La Chasse Présidentielle
Au château d'Anguilles-sous-Rochers
C'est le jour traditionell:
Le Duc Alfred a organisé
Une chasse présidentielle
Au canard sauvage
De son élevage.
On fera la fête
A toutes ces bêtes
Que le Duc a fait installer savamment
Dans ses bois la veille pour beaucoup d'argent.
Deux généraux arrivent haletants,
Suivis du corps diplomatique.
Après un cardinal armé jusqu'aux dents,
Trois jeunes cadres dynamiques,
Un syndicaliste,
Quelques monarchistes,
Un prix littéraire,
De hauts fonctionnaires.
Sortant d'un tailis, affolé, un vieillard,
Quand sonnent les trompes, accourt sur son brancard.
Les coups de feu claquent de tous les côtés.
Un teckel émerge en boitant
D'un épais nuage de fumée,
On l'avait pris pour un faisan.
Le Duc en déroute
Abat le casse-croûte,
Qu'un prêtre profane
Avait sous sa soutane.
Les plombs transpercent rillettes et camembert,
Un sanglier se rend les deux pattes en l'air.
«Que vois-je donc paraître à l'orée du bois?»
Le vieillard ne voit plus très clair.
«On va faire un sort à cette bête-là
Qui ressemble assez à un cerf!»
On met sa civière près de la lisière.
Il prend l'escopette,
Trouve la gâchette,
Il vise, il tire, ainsi finit la carrière
Du Ministre des affaires étrangères.
Quand le vieillard crie «Hallali! Nous l'avons»

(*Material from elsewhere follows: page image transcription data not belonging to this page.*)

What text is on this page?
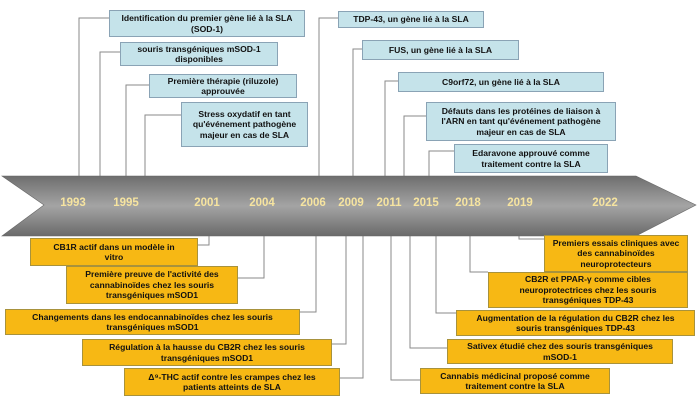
1993 1995	2001	2004 2006 2009 2011 2015 2018 2019	2022
Identification du premier gène lié à la SLA
(SOD-1)
souris transgéniques mSOD-1
disponibles
Première thérapie (riluzole)
approuvée
Stress oxydatif en tant
qu'événement pathogène
majeur en cas de SLA
TDP-43, un gène lié à la SLA
FUS, un gène lié à la SLA
C9orf72, un gène lié à la SLA
Défauts dans les protéines de liaison à
l'ARN en tant qu'événement pathogène
majeur en cas de SLA
Edaravone approuvé comme
traitement contre la SLA
CB1R actif dans un modèle in
vitro
Première preuve de l'activité des
cannabinoïdes chez les souris
transgéniques mSOD1
Changements dans les endocannabinoïdes chez les souris
transgéniques mSOD1
Régulation à la hausse du CB2R chez les souris
transgéniques mSOD1
Δ⁹-THC actif contre les crampes chez les
patients atteints de SLA
Premiers essais cliniques avec
des cannabinoïdes
neuroprotecteurs
CB2R et PPAR-γ comme cibles
neuroprotectrices chez les souris
transgéniques TDP-43
Augmentation de la régulation du CB2R chez les
souris transgéniques TDP-43
Sativex étudié chez des souris transgéniques
mSOD-1
Cannabis médicinal proposé comme
traitement contre la SLA
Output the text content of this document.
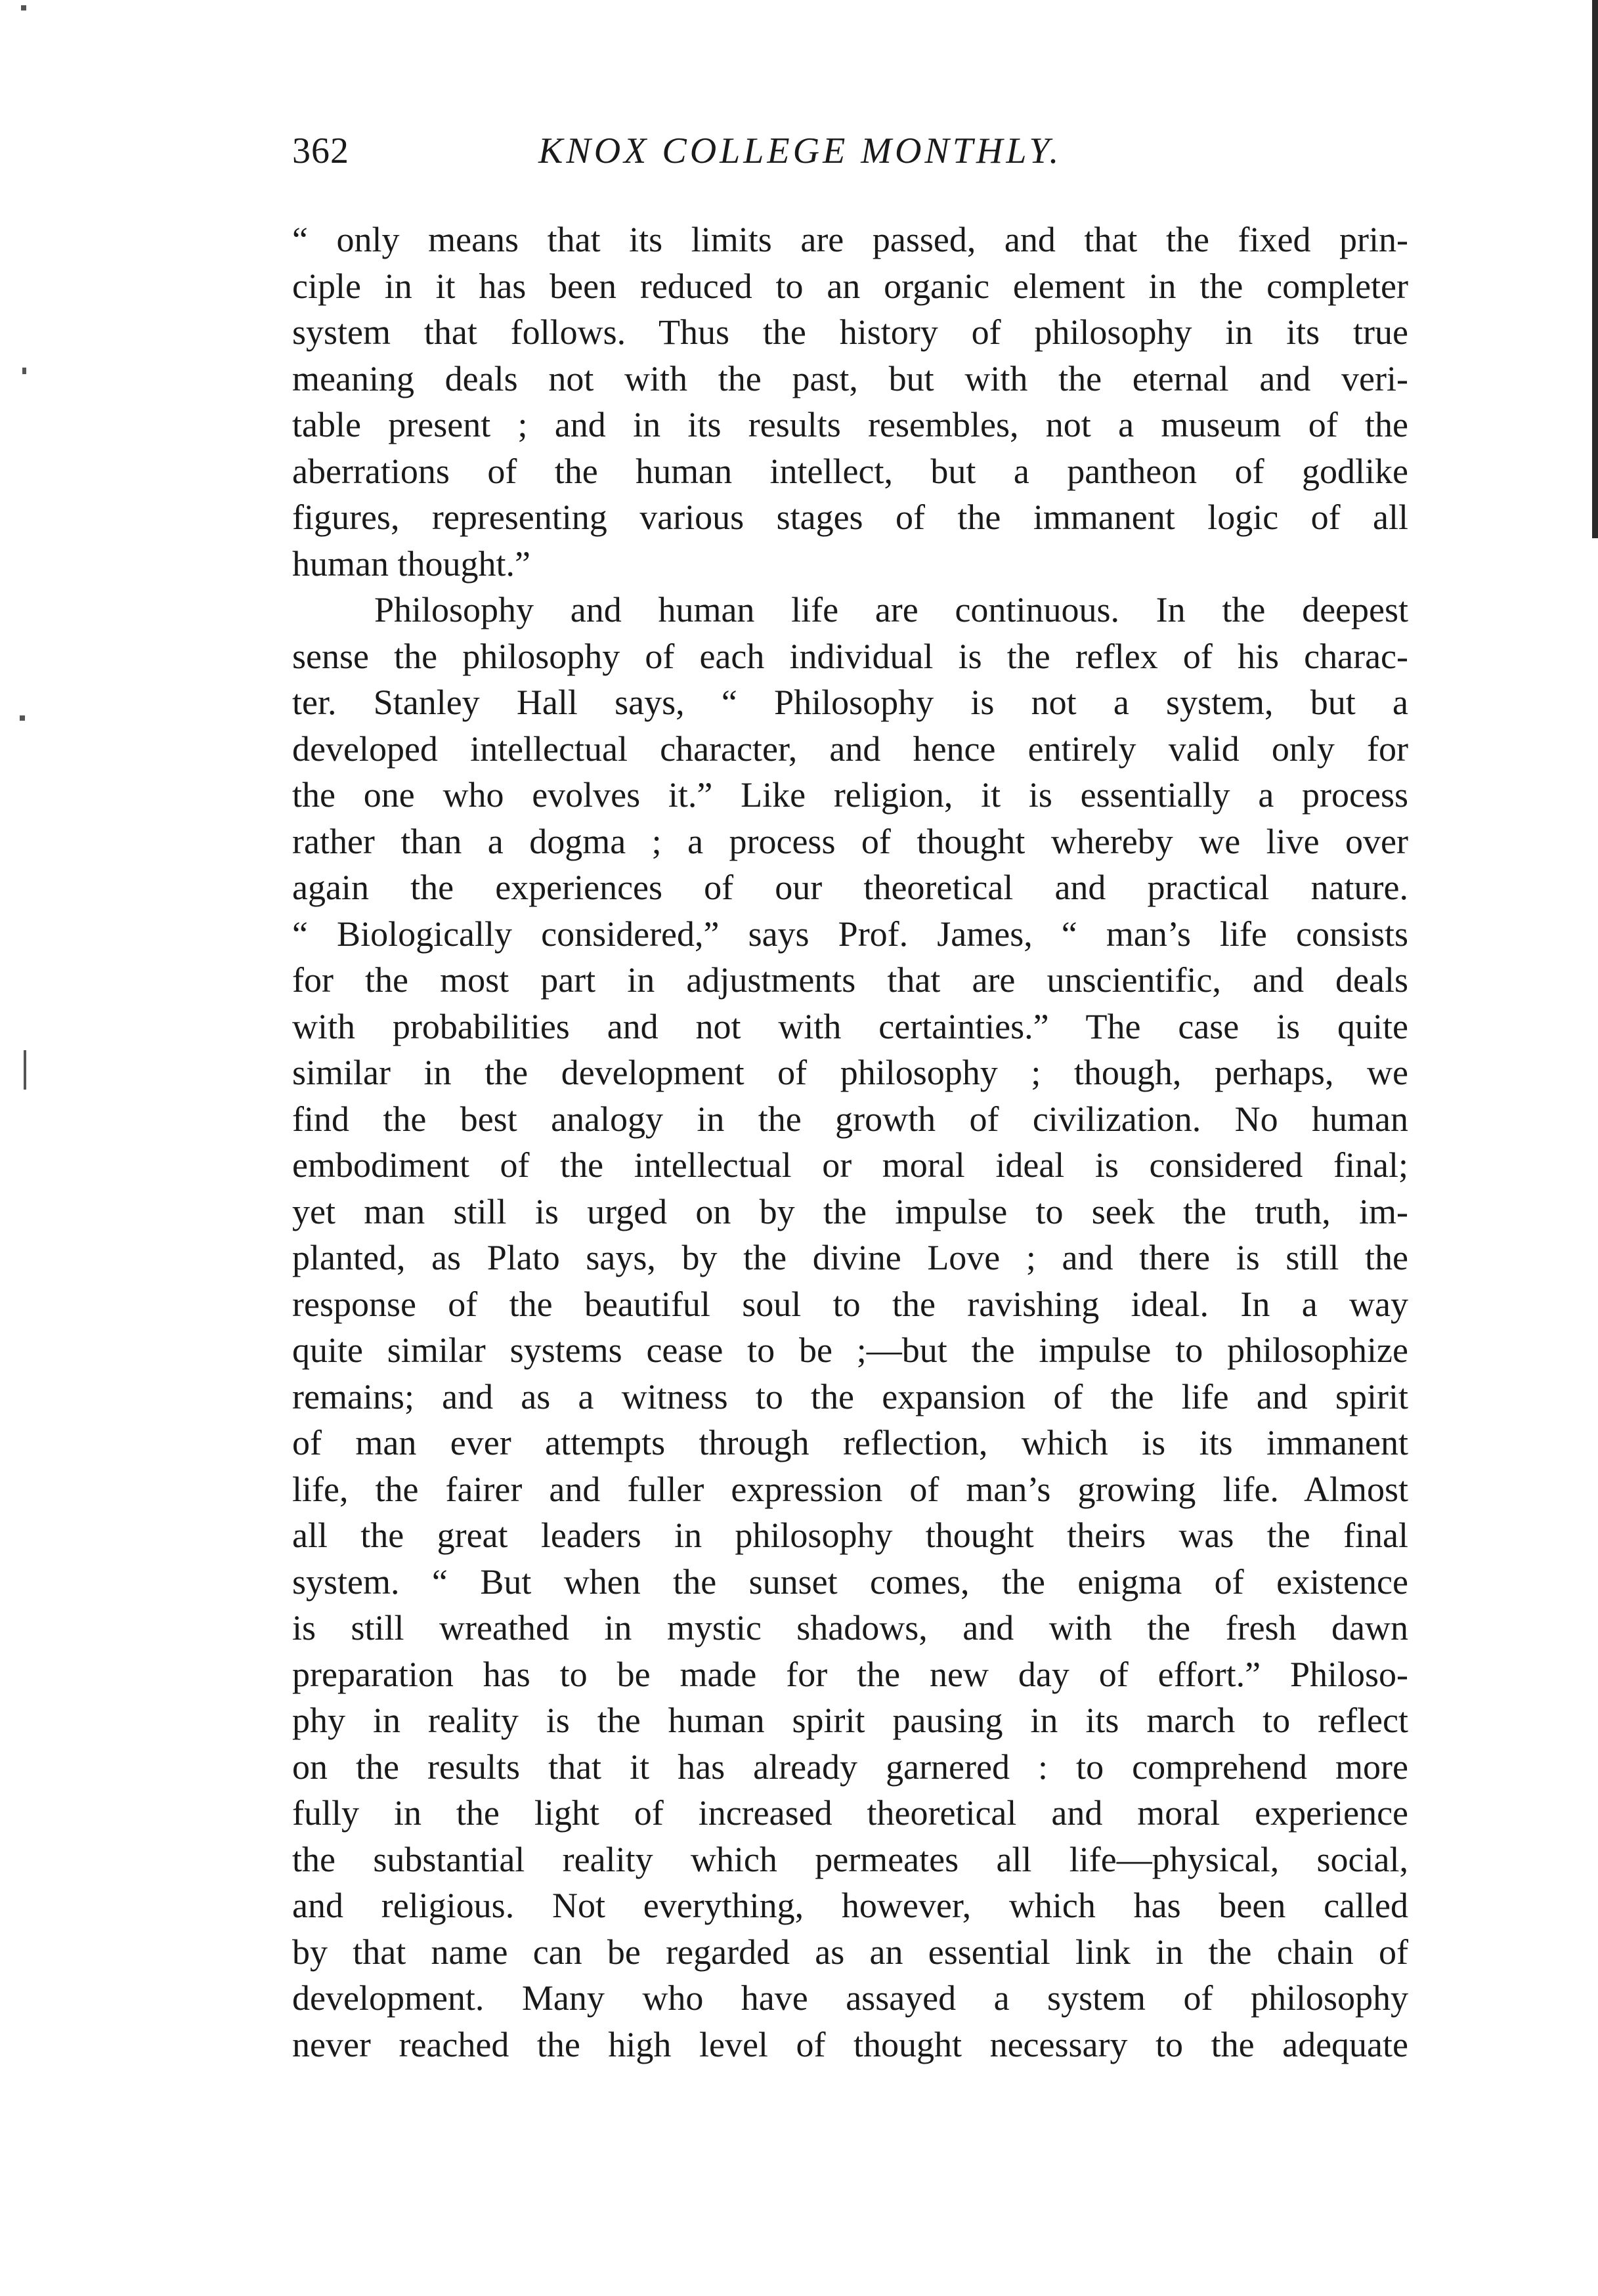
362	KNOX COLLEGE MONTHLY.
“ only means that its limits are passed, and that the fixed prin-
ciple in it has been reduced to an organic element in the completer
system that follows. Thus the history of philosophy in its true
meaning deals not with the past, but with the eternal and veri-
table present ; and in its results resembles, not a museum of the
aberrations of the human intellect, but a pantheon of godlike
figures, representing various stages of the immanent logic of all
human thought.”
Philosophy and human life are continuous. In the deepest
sense the philosophy of each individual is the reflex of his charac-
ter. Stanley Hall says, “ Philosophy is not a system, but a
developed intellectual character, and hence entirely valid only for
the one who evolves it.” Like religion, it is essentially a process
rather than a dogma ; a process of thought whereby we live over
again the experiences of our theoretical and practical nature.
“ Biologically considered,” says Prof. James, “ man’s life consists
for the most part in adjustments that are unscientific, and deals
with probabilities and not with certainties.” The case is quite
similar in the development of philosophy ; though, perhaps, we
find the best analogy in the growth of civilization. No human
embodiment of the intellectual or moral ideal is considered final;
yet man still is urged on by the impulse to seek the truth, im-
planted, as Plato says, by the divine Love ; and there is still the
response of the beautiful soul to the ravishing ideal. In a way
quite similar systems cease to be ;—but the impulse to philosophize
remains; and as a witness to the expansion of the life and spirit
of man ever attempts through reflection, which is its immanent
life, the fairer and fuller expression of man’s growing life. Almost
all the great leaders in philosophy thought theirs was the final
system. “ But when the sunset comes, the enigma of existence
is still wreathed in mystic shadows, and with the fresh dawn
preparation has to be made for the new day of effort.” Philoso-
phy in reality is the human spirit pausing in its march to reflect
on the results that it has already garnered : to comprehend more
fully in the light of increased theoretical and moral experience
the substantial reality which permeates all life—physical, social,
and religious. Not everything, however, which has been called
by that name can be regarded as an essential link in the chain of
development. Many who have assayed a system of philosophy
never reached the high level of thought necessary to the adequate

L'ambiance devient pesante.
On remet des notes de protestation
Extrêmenent violentes.
«Mais quoi qu'on en pense,
A cette distance,
Il faut reconnaître:
C'est un coup de maître»
Et d'ailleurs le ministre se raconte-t-on,
Fréquentait des membres de l'opposition.
La nuit tombe au château et la paix revient,
La fumée de poudre envolée.
Le Cardinal vient bénir le butin
De pauvre gibier fatigué:
La laie asthmatique,
Les canards phtisiques,
La chasse s'arrose,
Et puis on propose
D'offrir le butin, car on est généreux,
A l'orphelinat des Enfants du Bon Dieu.
A Caça Presidencial
No castelo de Anguilles-sous-Rochers
É o dia tradicional:
O Duque Alfred organizou
Uma caça presidencial
Ao pato selvagem
De sua criação.
Vamos festejar
Com todos esses bichos
Que o Duque fez colocar sabiamente
Na floresta na véspera por muito dinheiro.

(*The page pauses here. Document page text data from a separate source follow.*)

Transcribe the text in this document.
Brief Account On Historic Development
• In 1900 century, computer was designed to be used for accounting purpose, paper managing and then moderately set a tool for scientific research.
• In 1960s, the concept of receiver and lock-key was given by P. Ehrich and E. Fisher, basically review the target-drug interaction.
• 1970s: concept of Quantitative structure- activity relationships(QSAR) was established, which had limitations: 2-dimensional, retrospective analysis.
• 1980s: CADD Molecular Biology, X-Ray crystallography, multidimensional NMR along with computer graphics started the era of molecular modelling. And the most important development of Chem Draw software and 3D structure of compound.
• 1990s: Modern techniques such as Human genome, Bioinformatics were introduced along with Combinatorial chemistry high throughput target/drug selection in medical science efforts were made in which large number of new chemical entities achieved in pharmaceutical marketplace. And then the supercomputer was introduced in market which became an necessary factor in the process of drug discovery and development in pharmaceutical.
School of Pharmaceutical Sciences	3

Dois generais chegam ofegantes,
Seguidos do corpo diplomático.
Depois de um cardeal armado até os dentes,
Três jovens executivos dinâmicos,
Um sindicalista,
Alguns monarquistas,
Um prêmio literário,
Altos funcionários.
Saindo de um atalho, aflito, um velho,
Quando soam as trompetas, corre em sua maca.
Os tiros estouram de todos os lados.
Um dachshund aparece mancando
De uma densa nuvem de fumaça,
Pensaram que era um faisão.
O Duque em desespero
Derruba o lanche,
Que um padre profano
Tinha sob sua batina.
Os chumbos atravessam patês e camembert,
Um javali se entrega com as duas patas para cima.

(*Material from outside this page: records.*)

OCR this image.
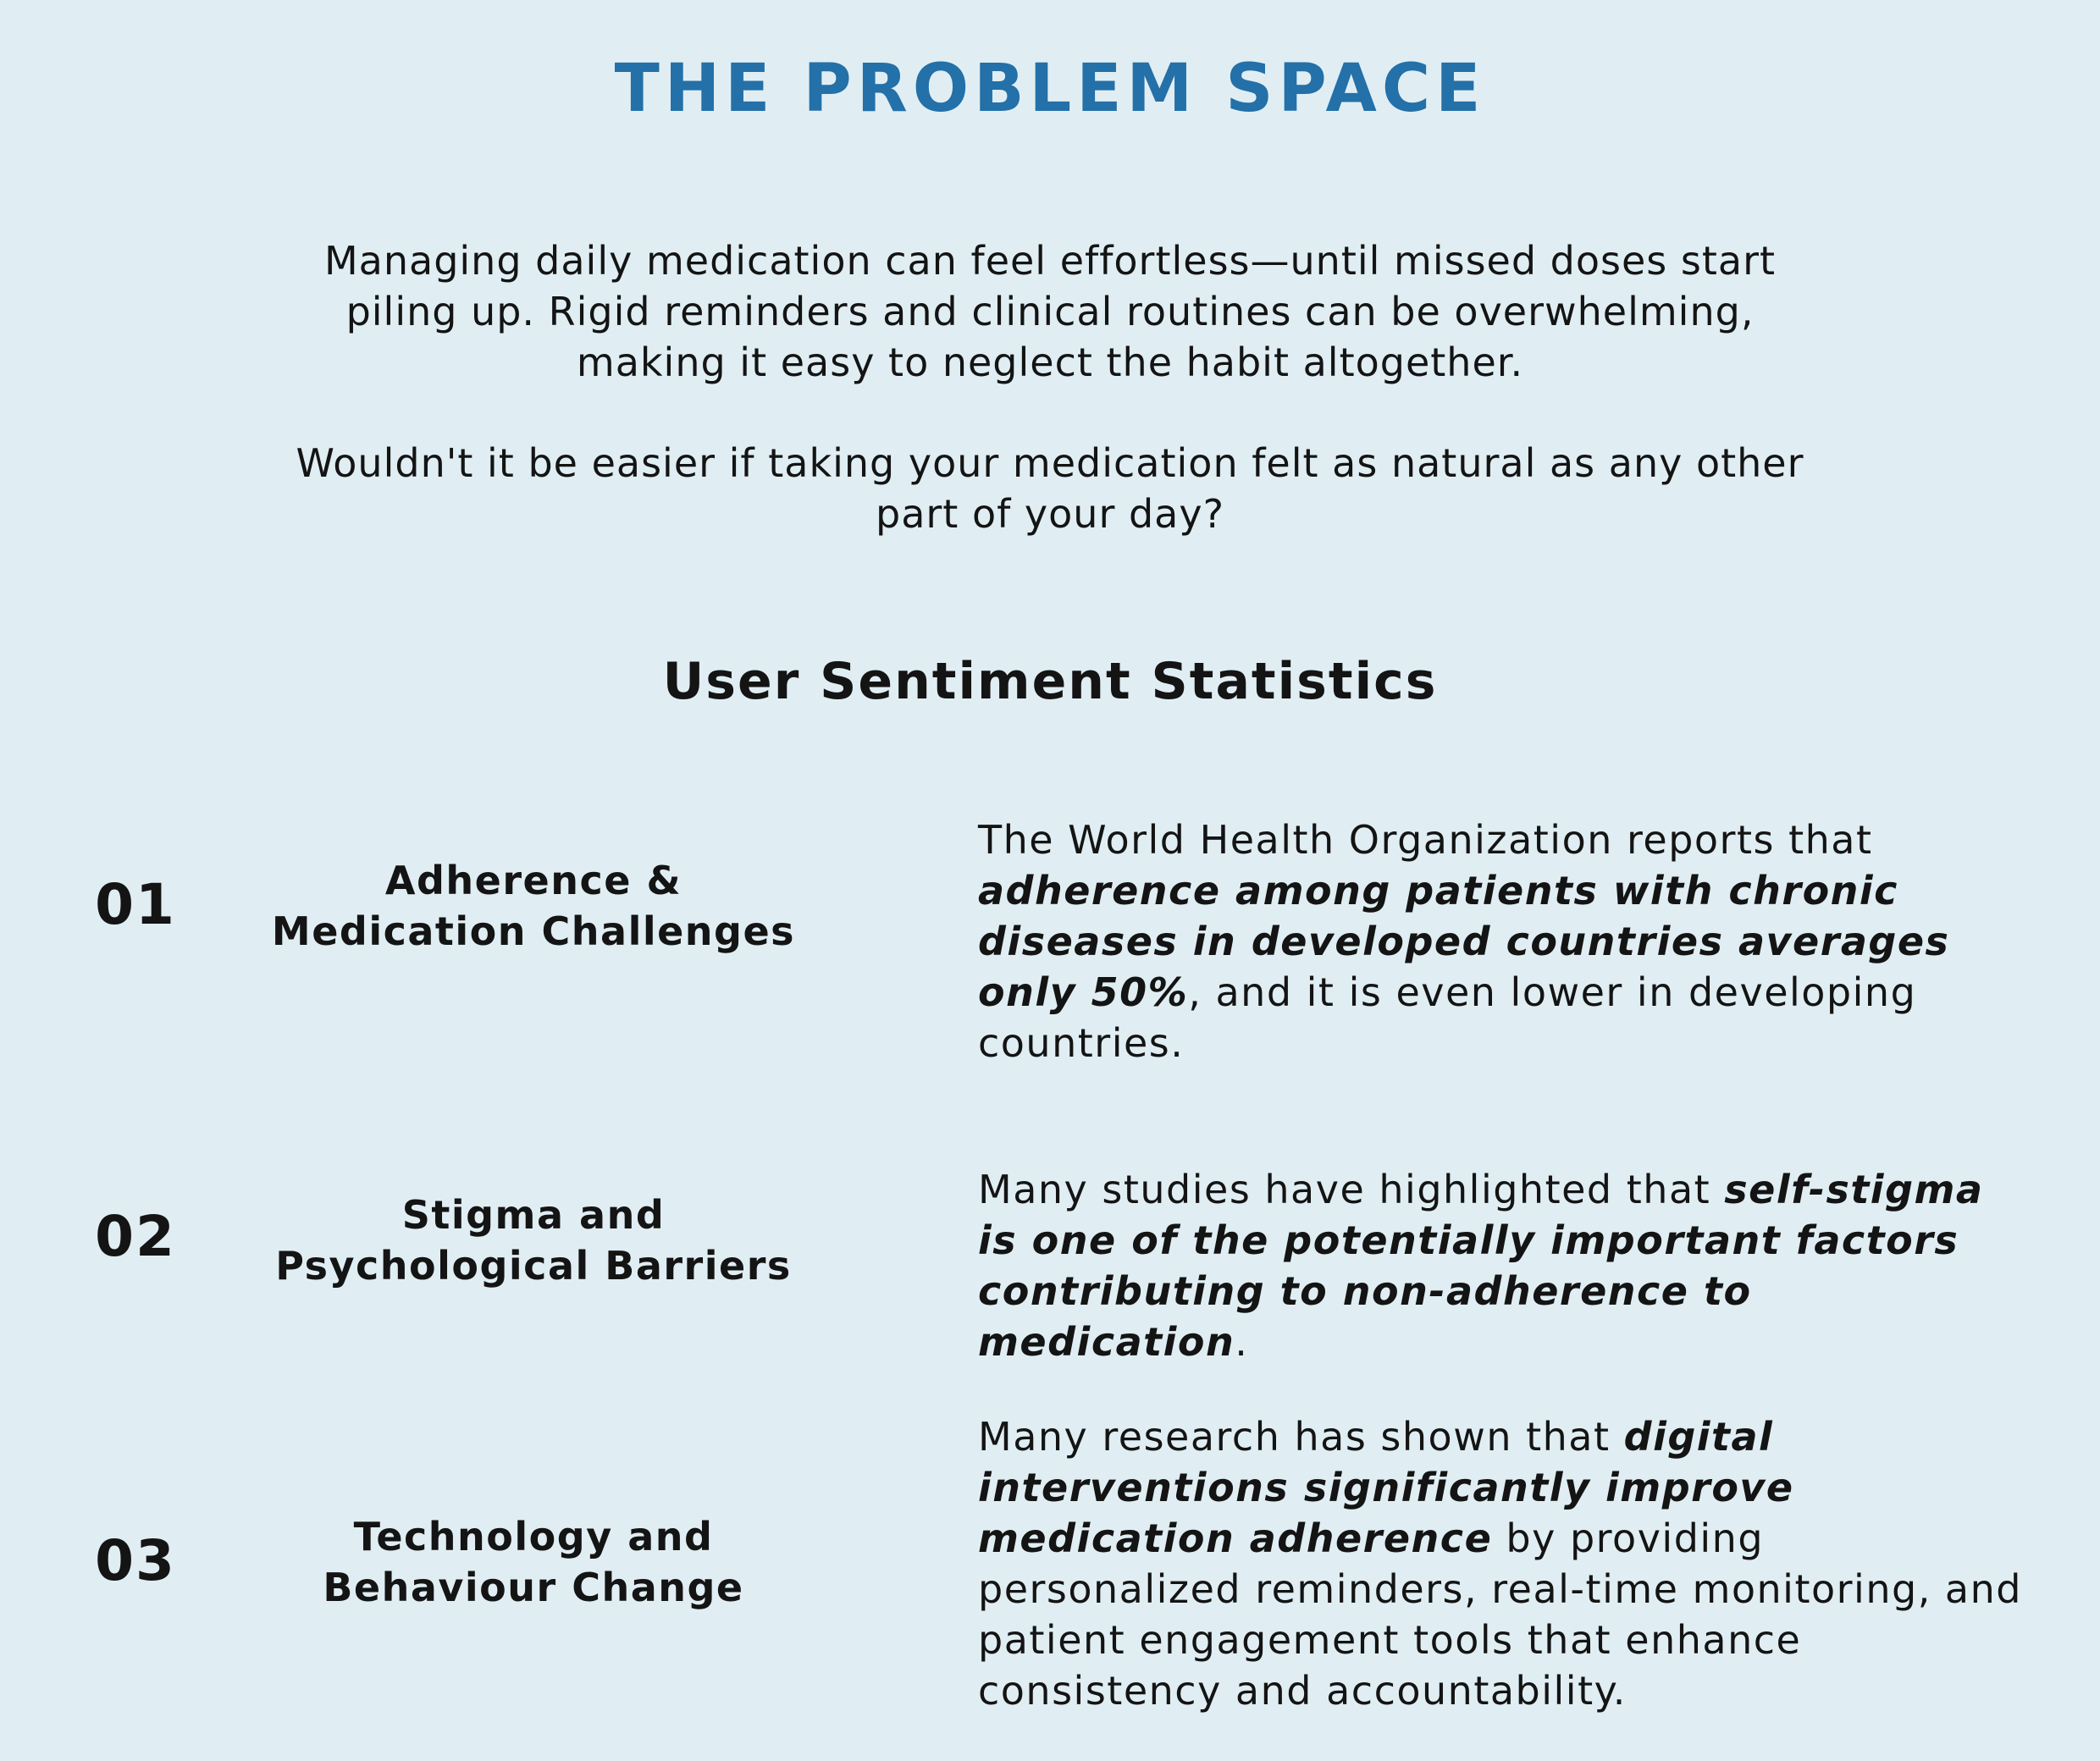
THE PROBLEM SPACE
Managing daily medication can feel effortless—until missed doses start piling up. Rigid reminders and clinical routines can be overwhelming, making it easy to neglect the habit altogether.
Wouldn't it be easier if taking your medication felt as natural as any other part of your day?
User Sentiment Statistics
01	Adherence &
Medication Challenges
The World Health Organization reports that adherence among patients with chronic diseases in developed countries averages only 50%, and it is even lower in developing countries.
02	Stigma and
Psychological Barriers
Many studies have highlighted that self-stigma is one of the potentially important factors contributing to non-adherence to medication.
03	Technology and
Behaviour Change
Many research has shown that digital interventions significantly improve medication adherence by providing personalized reminders, real-time monitoring, and patient engagement tools that enhance consistency and accountability.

"O que vejo aparecer à beira da floresta?"
O velho já não vê muito bem.
"Vamos dar um fim a esse bicho
Que se parece bastante com um cervo!"
Colocam sua maca perto da borda.
Ele pega a espingarda,
Encontra o gatilho,
Mira, atira, assim termina a carreira
Do Ministro das Relações Exteriores.
Quando o velho grita "Hallali! Nós o pegamos"
A atmosfera fica pesada.
Recolhem notas de protesto
Extremamente violentas.
"Mas o que quer que se pense,
A essa distância,
É preciso reconhecer:
É um golpe de mestre"
E, aliás, o ministro, diz-se,
Frequentava membros da oposição.
A noite cai no castelo e a paz retorna,
A fumaça da pólvora se dissipa.
O Cardeal vem abençoar o saque
De pobre caça cansada:
A fêmea de javali asmática,
Os patos tuberculosos,
A caça é regada,
E então se propõe
Oferecer o saque, pois somos generosos,
Ao orfanato das Crianças do Bom Deus.